But more importantly, Gatekeeper tracked origin history . If evil.com tried to open a pop-up, then that pop-up tried to open another pop-up, the token chain fractured. The second pop-up required a new user gesture.
Jenna rubbed her eyes. She was the sole keeper of “Hermes,” Safari’s content-blocking engine. For three years, it had been flawless. But tonight, the web had learned a new trick.
But for now, on this Mac, the pop-ups stayed dead. pop up blocker apple mac
Instead of a simple on/off flag for user interaction, Gatekeeper used a decaying token system . Every click, tap, or keypress granted a token. That token had a half-life of 500 milliseconds. To open a pop-up, a script needed a token freshness above 90%.
“Clever,” she muttered. “Evil, but clever.” The fix couldn’t be a patch.
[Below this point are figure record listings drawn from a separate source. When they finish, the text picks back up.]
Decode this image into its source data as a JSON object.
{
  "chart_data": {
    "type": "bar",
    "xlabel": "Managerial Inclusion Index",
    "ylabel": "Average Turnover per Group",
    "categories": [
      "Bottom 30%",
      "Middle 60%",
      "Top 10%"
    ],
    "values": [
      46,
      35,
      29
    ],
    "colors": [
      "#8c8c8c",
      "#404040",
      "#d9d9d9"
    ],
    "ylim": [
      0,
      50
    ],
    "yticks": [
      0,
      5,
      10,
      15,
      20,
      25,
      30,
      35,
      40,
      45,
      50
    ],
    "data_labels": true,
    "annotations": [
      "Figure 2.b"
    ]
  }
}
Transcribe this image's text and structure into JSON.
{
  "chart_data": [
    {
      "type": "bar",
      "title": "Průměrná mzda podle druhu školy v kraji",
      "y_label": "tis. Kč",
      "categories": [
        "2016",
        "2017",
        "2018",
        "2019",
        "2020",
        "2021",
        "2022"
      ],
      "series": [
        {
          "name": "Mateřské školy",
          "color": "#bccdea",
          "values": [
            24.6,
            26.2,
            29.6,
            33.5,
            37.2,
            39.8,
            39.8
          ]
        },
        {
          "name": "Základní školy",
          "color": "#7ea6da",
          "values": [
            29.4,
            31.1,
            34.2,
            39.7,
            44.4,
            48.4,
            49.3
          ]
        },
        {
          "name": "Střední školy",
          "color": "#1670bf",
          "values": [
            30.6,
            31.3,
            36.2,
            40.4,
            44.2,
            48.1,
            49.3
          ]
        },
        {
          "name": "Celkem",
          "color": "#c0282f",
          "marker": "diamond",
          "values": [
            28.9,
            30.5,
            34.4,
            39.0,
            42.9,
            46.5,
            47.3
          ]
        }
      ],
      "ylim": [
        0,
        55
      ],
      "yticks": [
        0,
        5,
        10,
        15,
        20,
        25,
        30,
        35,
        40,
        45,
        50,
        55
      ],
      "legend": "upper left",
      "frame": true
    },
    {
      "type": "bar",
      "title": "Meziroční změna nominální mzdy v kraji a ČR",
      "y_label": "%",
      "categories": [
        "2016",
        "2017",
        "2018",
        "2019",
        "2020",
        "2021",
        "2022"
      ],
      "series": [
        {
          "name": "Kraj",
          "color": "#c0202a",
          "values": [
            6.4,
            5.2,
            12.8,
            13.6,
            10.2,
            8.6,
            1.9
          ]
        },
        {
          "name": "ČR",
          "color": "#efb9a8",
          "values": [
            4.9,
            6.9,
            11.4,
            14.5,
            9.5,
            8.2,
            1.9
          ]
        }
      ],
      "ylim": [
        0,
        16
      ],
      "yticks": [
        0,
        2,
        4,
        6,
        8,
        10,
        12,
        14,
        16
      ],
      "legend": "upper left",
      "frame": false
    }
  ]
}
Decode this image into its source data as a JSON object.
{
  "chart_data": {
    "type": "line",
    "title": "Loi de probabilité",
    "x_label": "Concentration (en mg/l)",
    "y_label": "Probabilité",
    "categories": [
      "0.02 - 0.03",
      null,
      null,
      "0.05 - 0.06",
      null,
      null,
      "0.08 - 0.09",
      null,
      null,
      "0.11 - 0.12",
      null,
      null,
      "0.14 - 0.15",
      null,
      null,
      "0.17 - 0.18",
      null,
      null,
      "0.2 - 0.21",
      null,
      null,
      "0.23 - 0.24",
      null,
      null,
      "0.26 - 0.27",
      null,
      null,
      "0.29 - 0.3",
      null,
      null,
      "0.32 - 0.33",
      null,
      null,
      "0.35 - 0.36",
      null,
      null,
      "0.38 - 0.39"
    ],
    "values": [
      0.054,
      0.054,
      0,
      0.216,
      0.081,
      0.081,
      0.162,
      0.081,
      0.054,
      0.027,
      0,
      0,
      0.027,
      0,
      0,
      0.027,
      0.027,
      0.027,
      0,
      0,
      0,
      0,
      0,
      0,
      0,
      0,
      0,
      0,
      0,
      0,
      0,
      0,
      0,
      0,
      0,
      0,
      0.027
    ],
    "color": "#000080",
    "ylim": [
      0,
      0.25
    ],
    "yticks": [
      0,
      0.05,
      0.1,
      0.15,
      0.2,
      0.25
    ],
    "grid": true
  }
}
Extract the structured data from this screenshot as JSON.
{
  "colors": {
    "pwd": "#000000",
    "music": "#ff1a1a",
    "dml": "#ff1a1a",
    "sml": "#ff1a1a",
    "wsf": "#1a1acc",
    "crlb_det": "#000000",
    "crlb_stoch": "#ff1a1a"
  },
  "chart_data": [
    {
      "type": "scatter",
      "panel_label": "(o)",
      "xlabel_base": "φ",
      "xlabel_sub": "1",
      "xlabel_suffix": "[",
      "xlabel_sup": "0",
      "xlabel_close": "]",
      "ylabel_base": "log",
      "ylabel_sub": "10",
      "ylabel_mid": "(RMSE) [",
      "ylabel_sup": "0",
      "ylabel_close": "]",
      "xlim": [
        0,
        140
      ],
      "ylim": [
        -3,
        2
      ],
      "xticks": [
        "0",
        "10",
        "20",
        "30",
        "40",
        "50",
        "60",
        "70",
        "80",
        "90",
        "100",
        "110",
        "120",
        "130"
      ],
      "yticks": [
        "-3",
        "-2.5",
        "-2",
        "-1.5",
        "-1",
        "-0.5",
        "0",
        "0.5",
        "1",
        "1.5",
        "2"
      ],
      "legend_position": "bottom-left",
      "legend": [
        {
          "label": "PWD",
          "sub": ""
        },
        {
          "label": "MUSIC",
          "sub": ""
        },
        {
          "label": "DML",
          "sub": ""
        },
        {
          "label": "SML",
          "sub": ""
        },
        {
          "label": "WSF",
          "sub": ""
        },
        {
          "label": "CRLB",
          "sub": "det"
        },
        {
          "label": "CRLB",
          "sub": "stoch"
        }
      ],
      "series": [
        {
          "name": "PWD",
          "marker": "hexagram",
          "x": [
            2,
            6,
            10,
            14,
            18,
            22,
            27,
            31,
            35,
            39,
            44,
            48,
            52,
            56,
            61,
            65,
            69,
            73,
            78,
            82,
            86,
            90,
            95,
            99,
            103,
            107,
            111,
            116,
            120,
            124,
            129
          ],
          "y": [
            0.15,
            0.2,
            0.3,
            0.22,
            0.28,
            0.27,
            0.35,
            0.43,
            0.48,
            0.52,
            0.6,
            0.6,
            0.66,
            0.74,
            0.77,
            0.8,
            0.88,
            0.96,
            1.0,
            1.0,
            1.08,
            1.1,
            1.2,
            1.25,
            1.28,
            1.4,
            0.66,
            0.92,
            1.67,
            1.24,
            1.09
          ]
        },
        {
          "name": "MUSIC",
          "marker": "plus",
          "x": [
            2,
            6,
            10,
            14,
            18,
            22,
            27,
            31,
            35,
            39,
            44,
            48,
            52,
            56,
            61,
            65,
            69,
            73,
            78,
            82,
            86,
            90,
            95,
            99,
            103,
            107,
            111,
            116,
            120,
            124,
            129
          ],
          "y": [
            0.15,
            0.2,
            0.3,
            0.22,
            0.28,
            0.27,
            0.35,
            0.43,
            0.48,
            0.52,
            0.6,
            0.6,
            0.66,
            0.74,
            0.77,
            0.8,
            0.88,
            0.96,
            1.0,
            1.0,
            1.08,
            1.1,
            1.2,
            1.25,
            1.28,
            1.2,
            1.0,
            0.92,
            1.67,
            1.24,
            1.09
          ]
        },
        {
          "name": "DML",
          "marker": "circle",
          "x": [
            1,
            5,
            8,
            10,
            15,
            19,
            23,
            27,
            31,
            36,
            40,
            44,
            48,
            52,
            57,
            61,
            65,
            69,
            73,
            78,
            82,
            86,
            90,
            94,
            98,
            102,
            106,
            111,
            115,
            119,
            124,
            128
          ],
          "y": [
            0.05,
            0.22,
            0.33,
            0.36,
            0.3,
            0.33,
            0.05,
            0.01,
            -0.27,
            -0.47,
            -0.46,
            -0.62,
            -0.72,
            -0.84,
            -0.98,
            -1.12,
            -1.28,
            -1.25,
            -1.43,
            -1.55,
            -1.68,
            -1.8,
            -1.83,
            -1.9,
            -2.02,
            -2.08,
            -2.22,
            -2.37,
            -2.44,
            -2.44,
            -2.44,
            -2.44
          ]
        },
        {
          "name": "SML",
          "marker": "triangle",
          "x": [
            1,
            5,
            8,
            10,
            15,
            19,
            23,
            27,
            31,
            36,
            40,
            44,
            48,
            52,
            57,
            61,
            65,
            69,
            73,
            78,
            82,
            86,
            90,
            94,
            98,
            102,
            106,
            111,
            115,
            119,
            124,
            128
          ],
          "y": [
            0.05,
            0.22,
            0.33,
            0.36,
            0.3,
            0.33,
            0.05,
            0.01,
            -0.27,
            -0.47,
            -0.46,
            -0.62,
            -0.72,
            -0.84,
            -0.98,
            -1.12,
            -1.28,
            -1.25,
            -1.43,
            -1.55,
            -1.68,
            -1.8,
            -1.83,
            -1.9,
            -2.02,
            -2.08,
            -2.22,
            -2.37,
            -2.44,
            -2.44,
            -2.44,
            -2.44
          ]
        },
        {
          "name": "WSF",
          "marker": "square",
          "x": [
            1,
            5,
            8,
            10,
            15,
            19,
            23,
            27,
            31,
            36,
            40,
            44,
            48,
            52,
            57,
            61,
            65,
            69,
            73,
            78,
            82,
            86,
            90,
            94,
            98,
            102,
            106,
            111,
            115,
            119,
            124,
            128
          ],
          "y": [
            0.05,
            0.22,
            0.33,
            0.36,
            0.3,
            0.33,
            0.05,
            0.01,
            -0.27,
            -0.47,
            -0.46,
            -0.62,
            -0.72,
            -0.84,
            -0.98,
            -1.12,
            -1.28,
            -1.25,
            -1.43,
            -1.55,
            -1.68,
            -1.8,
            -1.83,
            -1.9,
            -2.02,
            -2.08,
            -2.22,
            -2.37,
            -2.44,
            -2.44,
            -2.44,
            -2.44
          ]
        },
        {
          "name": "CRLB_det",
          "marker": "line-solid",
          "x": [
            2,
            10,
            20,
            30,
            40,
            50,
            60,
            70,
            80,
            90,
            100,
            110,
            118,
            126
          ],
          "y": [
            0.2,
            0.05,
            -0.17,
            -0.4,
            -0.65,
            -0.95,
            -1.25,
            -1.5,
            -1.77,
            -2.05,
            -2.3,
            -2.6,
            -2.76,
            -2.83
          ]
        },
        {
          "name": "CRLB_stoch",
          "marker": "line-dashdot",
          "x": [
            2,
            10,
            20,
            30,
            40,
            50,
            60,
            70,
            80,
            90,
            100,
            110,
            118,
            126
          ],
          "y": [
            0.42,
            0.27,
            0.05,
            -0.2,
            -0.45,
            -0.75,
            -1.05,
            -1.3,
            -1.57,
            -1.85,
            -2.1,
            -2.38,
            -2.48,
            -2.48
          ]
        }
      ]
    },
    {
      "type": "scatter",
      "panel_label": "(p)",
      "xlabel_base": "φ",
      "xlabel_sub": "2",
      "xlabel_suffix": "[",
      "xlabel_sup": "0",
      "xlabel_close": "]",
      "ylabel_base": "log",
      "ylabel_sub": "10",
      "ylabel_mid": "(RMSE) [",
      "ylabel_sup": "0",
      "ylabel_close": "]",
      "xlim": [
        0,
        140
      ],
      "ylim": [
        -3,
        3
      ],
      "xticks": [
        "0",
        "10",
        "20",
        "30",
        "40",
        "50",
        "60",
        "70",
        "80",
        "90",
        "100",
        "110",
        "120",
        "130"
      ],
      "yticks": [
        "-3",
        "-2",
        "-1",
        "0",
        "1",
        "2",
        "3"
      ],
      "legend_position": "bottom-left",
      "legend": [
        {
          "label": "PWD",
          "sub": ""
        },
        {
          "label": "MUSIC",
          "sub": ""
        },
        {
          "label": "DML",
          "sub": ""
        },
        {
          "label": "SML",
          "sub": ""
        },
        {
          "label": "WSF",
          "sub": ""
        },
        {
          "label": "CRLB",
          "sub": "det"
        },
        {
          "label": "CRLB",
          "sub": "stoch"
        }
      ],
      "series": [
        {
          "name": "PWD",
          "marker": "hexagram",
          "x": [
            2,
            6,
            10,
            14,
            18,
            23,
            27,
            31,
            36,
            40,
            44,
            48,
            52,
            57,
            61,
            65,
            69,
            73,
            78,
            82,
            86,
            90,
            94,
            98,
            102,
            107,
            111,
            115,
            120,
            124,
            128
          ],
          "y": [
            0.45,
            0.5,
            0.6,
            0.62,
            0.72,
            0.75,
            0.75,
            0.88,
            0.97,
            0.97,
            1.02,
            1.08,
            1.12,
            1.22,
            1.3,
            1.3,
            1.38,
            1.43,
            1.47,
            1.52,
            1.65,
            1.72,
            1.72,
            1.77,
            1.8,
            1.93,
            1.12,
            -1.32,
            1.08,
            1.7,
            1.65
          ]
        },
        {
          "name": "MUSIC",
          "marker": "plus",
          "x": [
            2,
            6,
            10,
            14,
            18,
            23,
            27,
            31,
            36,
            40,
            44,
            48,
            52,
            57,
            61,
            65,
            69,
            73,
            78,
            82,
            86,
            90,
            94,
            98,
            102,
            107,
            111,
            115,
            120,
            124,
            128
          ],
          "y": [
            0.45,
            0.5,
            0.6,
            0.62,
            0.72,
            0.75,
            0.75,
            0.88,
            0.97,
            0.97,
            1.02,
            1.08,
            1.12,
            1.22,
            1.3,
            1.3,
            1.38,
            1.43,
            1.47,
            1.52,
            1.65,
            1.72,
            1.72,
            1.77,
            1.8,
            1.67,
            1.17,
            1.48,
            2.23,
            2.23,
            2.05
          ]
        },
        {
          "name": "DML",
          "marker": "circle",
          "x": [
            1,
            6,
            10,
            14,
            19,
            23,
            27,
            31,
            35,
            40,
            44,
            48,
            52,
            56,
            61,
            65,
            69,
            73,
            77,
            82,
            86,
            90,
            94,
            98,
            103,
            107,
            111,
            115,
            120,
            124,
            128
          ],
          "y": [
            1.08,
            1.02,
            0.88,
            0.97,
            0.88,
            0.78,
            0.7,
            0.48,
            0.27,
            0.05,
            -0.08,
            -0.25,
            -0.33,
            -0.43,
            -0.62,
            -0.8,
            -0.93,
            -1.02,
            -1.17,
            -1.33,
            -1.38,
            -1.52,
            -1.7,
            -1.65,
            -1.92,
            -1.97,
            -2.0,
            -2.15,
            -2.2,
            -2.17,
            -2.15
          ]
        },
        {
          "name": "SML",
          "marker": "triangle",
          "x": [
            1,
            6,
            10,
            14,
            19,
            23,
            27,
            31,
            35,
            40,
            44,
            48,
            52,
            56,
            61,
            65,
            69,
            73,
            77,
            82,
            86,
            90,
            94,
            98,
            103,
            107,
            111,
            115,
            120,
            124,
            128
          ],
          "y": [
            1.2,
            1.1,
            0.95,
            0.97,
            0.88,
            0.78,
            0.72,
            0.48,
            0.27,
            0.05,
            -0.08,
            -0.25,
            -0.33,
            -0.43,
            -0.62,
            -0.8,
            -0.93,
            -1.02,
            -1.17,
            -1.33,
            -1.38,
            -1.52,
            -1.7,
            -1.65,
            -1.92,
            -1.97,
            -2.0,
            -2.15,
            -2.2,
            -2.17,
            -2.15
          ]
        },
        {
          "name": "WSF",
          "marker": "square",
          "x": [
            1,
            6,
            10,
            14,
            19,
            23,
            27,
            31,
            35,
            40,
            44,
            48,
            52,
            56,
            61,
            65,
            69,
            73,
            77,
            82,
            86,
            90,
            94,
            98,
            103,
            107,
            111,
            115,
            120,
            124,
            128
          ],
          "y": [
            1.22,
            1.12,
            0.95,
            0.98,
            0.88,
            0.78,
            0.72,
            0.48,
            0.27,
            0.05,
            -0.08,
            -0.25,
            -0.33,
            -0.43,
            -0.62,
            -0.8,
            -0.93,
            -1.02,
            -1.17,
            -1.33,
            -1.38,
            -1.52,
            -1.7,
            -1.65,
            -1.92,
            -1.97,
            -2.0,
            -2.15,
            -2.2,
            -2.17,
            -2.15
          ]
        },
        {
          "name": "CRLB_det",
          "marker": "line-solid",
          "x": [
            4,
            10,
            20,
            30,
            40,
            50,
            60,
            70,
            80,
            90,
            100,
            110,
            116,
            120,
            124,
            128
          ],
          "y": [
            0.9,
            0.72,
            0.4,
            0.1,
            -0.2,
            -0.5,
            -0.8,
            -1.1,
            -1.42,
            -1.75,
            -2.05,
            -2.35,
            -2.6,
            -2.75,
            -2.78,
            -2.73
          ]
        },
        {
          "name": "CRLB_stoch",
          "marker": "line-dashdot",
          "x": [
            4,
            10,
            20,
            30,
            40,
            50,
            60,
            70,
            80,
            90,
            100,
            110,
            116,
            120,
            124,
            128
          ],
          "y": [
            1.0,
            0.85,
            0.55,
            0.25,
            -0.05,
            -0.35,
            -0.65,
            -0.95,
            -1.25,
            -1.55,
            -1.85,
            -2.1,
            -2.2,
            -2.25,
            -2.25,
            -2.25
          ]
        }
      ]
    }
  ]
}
It had to be a fundamental rewrite of how Safari interpreted “transient user activation.” But more importantly, Gatekeeper tracked origin history
Silence. At 6:00 AM, the sun bled through her window. She pushed the code to the internal review branch.
Window after window spawned. Nested iframes. Redirect chains. Fake system dialogs. A casino ad that sang opera. A "Your Mac has 3 viruses" alert that pulsated like a heartbeat. Safari was drowning. Jenna rubbed her eyes
She smiled. Got up. Made coffee. And waited for the next Slack ping.